ナビタイマーに採用されている回転計算尺の秘密をご存知ですか?

皆様こんにちは。
いつもブライトリングブティック京都のブログをご覧いただき誠にありがとうございます。

ナビタイマーの象徴とも言える「回転計算尺」
パイロットウォッチとしての歴史を語る上で、欠かすことのできない存在です。
今回は、その回転計算尺がどのような役割を果たすのかを、少し掘り下げてご紹介いたします。

そもそも回転計算尺ってなに?

これは、まだ電子計算機が一般的でなかった1950年代に、パイロットが空の上で計算を行うために考案された機構です。
飛行距離・燃料消費・速度・上昇率──命に関わる数値を瞬時に導き出すため、ナビタイマーには「回転できる目盛り付きベゼル」が備えられました。
つまりこの小さなリングこそ、当時のパイロットたちの“頼れる相棒”だったのです。

回転計算尺はそろばんみたいなもの?

回転計算尺は、いわば“腕に巻くそろばん”のようなもの。
数字をはじく代わりに、目盛りを合わせるだけで掛け算や割り算、単位の換算ができる仕組みです。
電卓のない時代、パイロットたちはこのベゼルを操作して飛行距離や燃料の消費量を計算していました。
つまり、ナビタイマーとは空の上で使う「そろばん付き時計」だったのです。

ナビタイマーの回転計算尺はこれをモデルにした!

数ある回転計算尺の中でもナビタイマーが採用した「E6B」は航空業界の定番中の定番。
アメリカ空軍をはじめ、多くのパイロットが訓練時に使用していた円盤型の計算機で、直径はおよそ15〜20cm。
風向や風速を考慮した航法計算をはじめ、燃費・飛行時間・速度など、飛行に必要なあらゆる数値を導き出せる精密な道具です
ナビタイマーはこのE6Bの構造をそのまま腕時計に凝縮し、“空を飛ぶための時計”として完成しました。

E6B概要

この小さな円盤ひとつで、「燃料消費量」「飛行時間」「風によるドリフト補正」「対地速度(TAS)」など、フライト中に必要なあらゆる計算をこなすことができます。
電子機器が当たり前となった現在でも、電源を必要とせず、直感的な操作で即座に結果を導き出せることから、飛行訓練の現場では今なお現役。パイロット候補生たちは、まずこのE-6Bで“計算の感覚”を身体で覚えるところから始めるのです。

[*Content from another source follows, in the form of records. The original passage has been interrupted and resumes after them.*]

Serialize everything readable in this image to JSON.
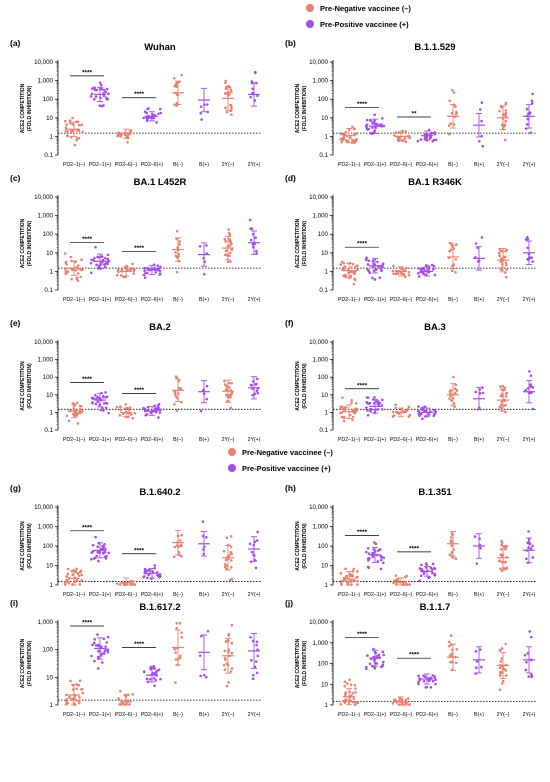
{
  "legend": {
    "negative_label": "Pre-Negative vaccinee (–)",
    "positive_label": "Pre-Positive vaccinee (+)",
    "negative_color": "#e8826f",
    "positive_color": "#a64de8"
  },
  "axis": {
    "ylabel_line1": "ACE2 COMPETITION",
    "ylabel_line2": "(FOLD INHIBITION)",
    "yticks": [
      "0.1",
      "1",
      "10",
      "100",
      "1,000",
      "10,000"
    ],
    "categories": [
      "PD2–1(–)",
      "PD2–1(+)",
      "PD2–6(–)",
      "PD2–6(+)",
      "B(–)",
      "B(+)",
      "2Y(–)",
      "2Y(+)"
    ],
    "sig_top": "****",
    "sig_b1529": "**",
    "threshold": 1.5
  },
  "chart_data": [
    {
      "type": "scatter",
      "panel": "(a)",
      "title": "Wuhan",
      "ylim": [
        0.1,
        10000
      ],
      "gm": [
        2.4,
        180,
        1.4,
        12,
        220,
        90,
        110,
        180
      ],
      "sig": [
        "****",
        "****"
      ]
    },
    {
      "type": "scatter",
      "panel": "(b)",
      "title": "B.1.1.529",
      "ylim": [
        0.1,
        10000
      ],
      "gm": [
        1.1,
        3.5,
        1.0,
        1.1,
        12,
        4,
        10,
        12
      ],
      "sig": [
        "****",
        "**"
      ]
    },
    {
      "type": "scatter",
      "panel": "(c)",
      "title": "BA.1 L452R",
      "ylim": [
        0.1,
        10000
      ],
      "gm": [
        1.5,
        3.5,
        1.0,
        1.2,
        15,
        8,
        18,
        35
      ],
      "sig": [
        "****",
        "****"
      ]
    },
    {
      "type": "scatter",
      "panel": "(d)",
      "title": "BA.1 R346K",
      "ylim": [
        0.1,
        10000
      ],
      "gm": [
        1.1,
        2.0,
        1.0,
        1.0,
        6,
        5,
        4,
        10
      ],
      "sig": [
        "****",
        ""
      ]
    },
    {
      "type": "scatter",
      "panel": "(e)",
      "title": "BA.2",
      "ylim": [
        0.1,
        10000
      ],
      "gm": [
        1.2,
        5,
        1.0,
        1.2,
        18,
        15,
        16,
        25
      ],
      "sig": [
        "****",
        "****"
      ]
    },
    {
      "type": "scatter",
      "panel": "(f)",
      "title": "BA.3",
      "ylim": [
        0.1,
        10000
      ],
      "gm": [
        1.1,
        2.2,
        1.0,
        1.0,
        10,
        6,
        5,
        15
      ],
      "sig": [
        "****",
        ""
      ]
    },
    {
      "type": "scatter",
      "panel": "(g)",
      "title": "B.1.640.2",
      "ylim": [
        1,
        10000
      ],
      "gm": [
        2.2,
        60,
        1.3,
        4,
        150,
        130,
        25,
        70
      ],
      "sig": [
        "****",
        "****"
      ]
    },
    {
      "type": "scatter",
      "panel": "(h)",
      "title": "B.1.351",
      "ylim": [
        1,
        10000
      ],
      "gm": [
        2.0,
        35,
        1.3,
        5,
        130,
        100,
        25,
        60
      ],
      "sig": [
        "****",
        "****"
      ]
    },
    {
      "type": "scatter",
      "panel": "(i)",
      "title": "B.1.617.2",
      "ylim": [
        1,
        1000
      ],
      "gm": [
        2.3,
        110,
        1.3,
        12,
        120,
        80,
        60,
        90
      ],
      "sig": [
        "****",
        "****"
      ]
    },
    {
      "type": "scatter",
      "panel": "(j)",
      "title": "B.1.1.7",
      "ylim": [
        1,
        10000
      ],
      "gm": [
        2.5,
        180,
        1.4,
        18,
        200,
        150,
        80,
        150
      ],
      "sig": [
        "****",
        "****"
      ]
    }
  ]
}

この機械が誕生したのは1930年代後半。アメリカ海軍のフィリップ・ダルトン中尉によって開発され、1940年代にはアメリカ陸軍・空軍に正式採用。第2次世界大戦中には数十万台が生産され、戦後も軍・民間問わず幅広く使用され続けました。
電子式のナビゲーション機器が登場した後も、「E-6Bを使えば理屈が理解できる」として、教育現場では必ず触れる伝統的なツールとして残っています。

つまりE-6Bとは、“アナログの極み”でありながら、今なお廃れないほど完成された計算機。
そんな航空計算尺を、腕時計という限られた空間に落とし込んだのが――ブライトリング・ナビタイマーなのです。

E-6Bからナビタイマーへ――空を計算する時計の原点

 E-6B フライトコンピューターは、1930年代に誕生した航空用の回転式アナログ計算尺で、パイロットが「燃料消費」「飛行時間」「風の影響」「進路補正」などを瞬時に導き出すためのツールでした。
電子機器が発達した現代においても、電源を必要とせず直感的に扱える信頼性から、飛行訓練で今も使われ続けています。まさに“空を飛ぶための計算機”です。

そんなE-6Bの思想を、ブライトリングは腕時計という限られた空間に凝縮しました。
1952年に誕生した「ナビタイマー」は、E-6Bの回転計算尺をベゼル部分に組み込み、腕元で燃料計算や速度換算を行える画期的なモデルとして、世界中のパイロットから支持を集めました。

つまりナビタイマーとは、単なるクロノグラフではなく、空の計算尺をそのまま腕に装着できる唯一の時計
E-6Bが“空を計算する道具”であるなら、ナビタイマーは“空を操るための時計”といえるでしょう。